By Dennis Horton
Director, Rockford Regional Office
Better Business Bureau
With cold weather looming, tis the season for scam auto warranties to come flowing into mailboxes. Warranties are often like a bad car battery in the winter – sometimes you don’t know it won’t work until you need it. There is a new round of “urgent” warranty expiration letters and cards hitting the mailboxes of consumers. These cards and letters, often full of misinformation, claim immediate action is needed to prevent expiration of your car’s warranty. The Better Business Bureau warns, however, most often these notices are not from your car’s manufacturer but are being sent by third party warranty sellers.
This is an ongoing problem – recently prompting the Federal Trade Commission to take action against a business selling scam warranties – resulting in refunds of nearly $4 million dollars to over 6,000 consumers.
The way the car warranty scam works is after receiving the card or letter the consumer calls the business as requested. They are then talked into purchasing an extended warranty. The problem is the warranty they purchase often turns out to be next to worthless.
That is the case for the 79 individuals who, in the last 12 months, filed complaints with the BBB. Some of them spending from a few hundred dollars to a couple thousand.

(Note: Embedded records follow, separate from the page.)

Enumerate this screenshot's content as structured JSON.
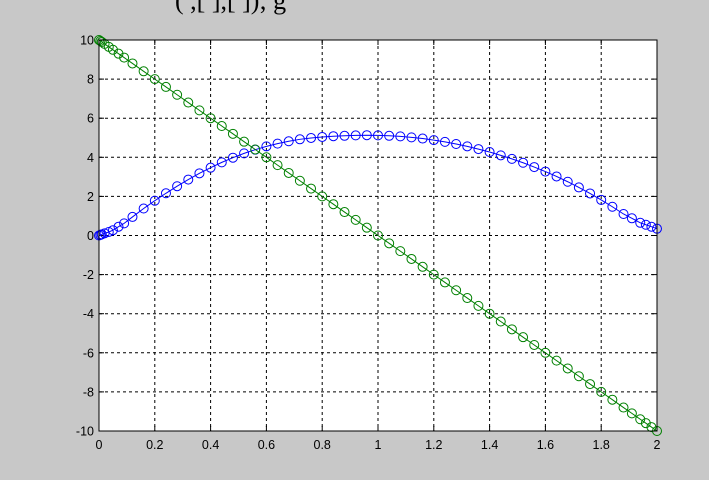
{
  "figure": {
    "title_partial": "(         ,[     ],[      ]);  g",
    "background": "#c8c8c8",
    "axes_background": "#ffffff"
  },
  "chart_data": {
    "type": "line",
    "grid": true,
    "xlim": [
      0,
      2
    ],
    "ylim": [
      -10,
      10
    ],
    "xticks": [
      0,
      0.2,
      0.4,
      0.6,
      0.8,
      1,
      1.2,
      1.4,
      1.6,
      1.8,
      2
    ],
    "xtick_labels": [
      "0",
      "0.2",
      "0.4",
      "0.6",
      "0.8",
      "1",
      "1.2",
      "1.4",
      "1.6",
      "1.8",
      "2"
    ],
    "yticks": [
      10,
      8,
      6,
      4,
      2,
      0,
      -2,
      -4,
      -6,
      -8,
      -10
    ],
    "ytick_labels": [
      "10",
      "8",
      "6",
      "4",
      "2",
      "0",
      "-2",
      "-4",
      "-6",
      "-8",
      "-10"
    ],
    "marker": "circle",
    "series": [
      {
        "color": "#0000ff",
        "x": [
          0,
          0.005,
          0.01,
          0.02,
          0.035,
          0.05,
          0.07,
          0.09,
          0.12,
          0.16,
          0.2,
          0.24,
          0.28,
          0.32,
          0.36,
          0.4,
          0.44,
          0.48,
          0.52,
          0.56,
          0.6,
          0.64,
          0.68,
          0.72,
          0.76,
          0.8,
          0.84,
          0.88,
          0.92,
          0.96,
          1.0,
          1.04,
          1.08,
          1.12,
          1.16,
          1.2,
          1.24,
          1.28,
          1.32,
          1.36,
          1.4,
          1.44,
          1.48,
          1.52,
          1.56,
          1.6,
          1.64,
          1.68,
          1.72,
          1.76,
          1.8,
          1.84,
          1.88,
          1.91,
          1.94,
          1.96,
          1.98,
          2.0
        ],
        "y": [
          0.0,
          0.03,
          0.06,
          0.11,
          0.18,
          0.27,
          0.45,
          0.62,
          0.95,
          1.38,
          1.78,
          2.16,
          2.52,
          2.86,
          3.18,
          3.47,
          3.74,
          3.98,
          4.2,
          4.39,
          4.56,
          4.7,
          4.82,
          4.92,
          4.99,
          5.04,
          5.08,
          5.1,
          5.12,
          5.13,
          5.12,
          5.1,
          5.07,
          5.02,
          4.96,
          4.88,
          4.79,
          4.68,
          4.56,
          4.42,
          4.27,
          4.1,
          3.92,
          3.72,
          3.5,
          3.27,
          3.02,
          2.75,
          2.46,
          2.15,
          1.82,
          1.47,
          1.1,
          0.88,
          0.65,
          0.55,
          0.45,
          0.35
        ]
      },
      {
        "color": "#008000",
        "x": [
          0,
          0.005,
          0.01,
          0.02,
          0.035,
          0.05,
          0.07,
          0.09,
          0.12,
          0.16,
          0.2,
          0.24,
          0.28,
          0.32,
          0.36,
          0.4,
          0.44,
          0.48,
          0.52,
          0.56,
          0.6,
          0.64,
          0.68,
          0.72,
          0.76,
          0.8,
          0.84,
          0.88,
          0.92,
          0.96,
          1.0,
          1.04,
          1.08,
          1.12,
          1.16,
          1.2,
          1.24,
          1.28,
          1.32,
          1.36,
          1.4,
          1.44,
          1.48,
          1.52,
          1.56,
          1.6,
          1.64,
          1.68,
          1.72,
          1.76,
          1.8,
          1.84,
          1.88,
          1.91,
          1.94,
          1.96,
          1.98,
          2.0
        ],
        "y": [
          10.0,
          9.95,
          9.9,
          9.8,
          9.65,
          9.5,
          9.3,
          9.1,
          8.8,
          8.4,
          8.0,
          7.6,
          7.2,
          6.8,
          6.4,
          6.0,
          5.6,
          5.2,
          4.8,
          4.4,
          4.0,
          3.6,
          3.2,
          2.8,
          2.4,
          2.0,
          1.6,
          1.2,
          0.8,
          0.4,
          0.0,
          -0.4,
          -0.8,
          -1.2,
          -1.6,
          -2.0,
          -2.4,
          -2.8,
          -3.2,
          -3.6,
          -4.0,
          -4.4,
          -4.8,
          -5.2,
          -5.6,
          -6.0,
          -6.4,
          -6.8,
          -7.2,
          -7.6,
          -8.0,
          -8.4,
          -8.8,
          -9.1,
          -9.4,
          -9.6,
          -9.8,
          -10.0
        ]
      }
    ]
  }
}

Additionally, along with the bogus warranty expiration letters and cards, some scammers place calls posing as manufacturer representatives trying to hook the consumer.
What to Do
If you receive a letter, postcard or telephone call advising you that your car’s express warranty is about to expire, check with the manufacturer. Don’t call the number that’s on any letter or postcard you receive, even if it looks like the communication is from the automaker. It could be a fake.
If you feel you must purchase a service contract, consider one offered by the manufacturer. Third-party contracts are notorious for fine print that excludes many types of repairs and for denying claims for anything the provider deems to be a pre-existing condition. Repairs required because of normal wear and tear also may be excluded.

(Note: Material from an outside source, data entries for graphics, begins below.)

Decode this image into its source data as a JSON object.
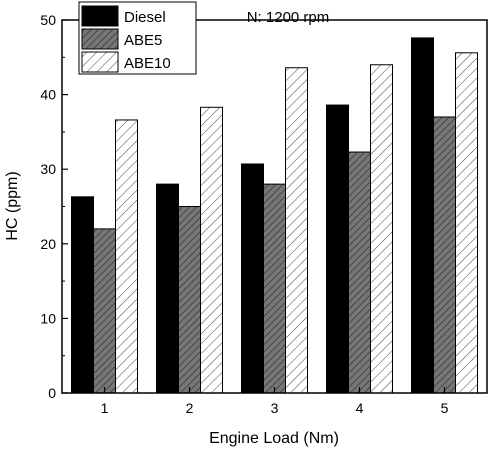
{
  "chart_data": {
    "type": "bar",
    "categories": [
      "1",
      "2",
      "3",
      "4",
      "5"
    ],
    "series": [
      {
        "name": "Diesel",
        "values": [
          26.3,
          28.0,
          30.7,
          38.6,
          47.6
        ],
        "fill": "#000000",
        "pattern": "solid"
      },
      {
        "name": "ABE5",
        "values": [
          22.0,
          25.0,
          28.0,
          32.3,
          37.0
        ],
        "fill": "#777777",
        "pattern": "dense-diagonal"
      },
      {
        "name": "ABE10",
        "values": [
          36.6,
          38.3,
          43.6,
          44.0,
          45.6
        ],
        "fill": "#ffffff",
        "pattern": "sparse-diagonal"
      }
    ],
    "xlabel": "Engine Load (Nm)",
    "ylabel": "HC (ppm)",
    "ylim": [
      0,
      50
    ],
    "yticks": [
      "0",
      "10",
      "20",
      "30",
      "40",
      "50"
    ],
    "annotation": "N: 1200 rpm",
    "grid": false,
    "legend": "top-left"
  }
}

Check out all companies’ ratings at the BBB website ask.bbb.org.
Never agree to a contract for any product or service without reading terms and conditions, no matter how long the company says you have to change your mind. If a salesperson pressures you to make a purchase right away, hang up.
If you are receiving phone calls you can file a complaint with the FCC about suspected scam calls. In addition to being fraudulent in nature, these calls likely violate telemarketing and robocall rules. Report the scam to BBB Scam Tracker.
Dennis Horton is the Director of the Rockford Regional Office of the Better Business Bureau.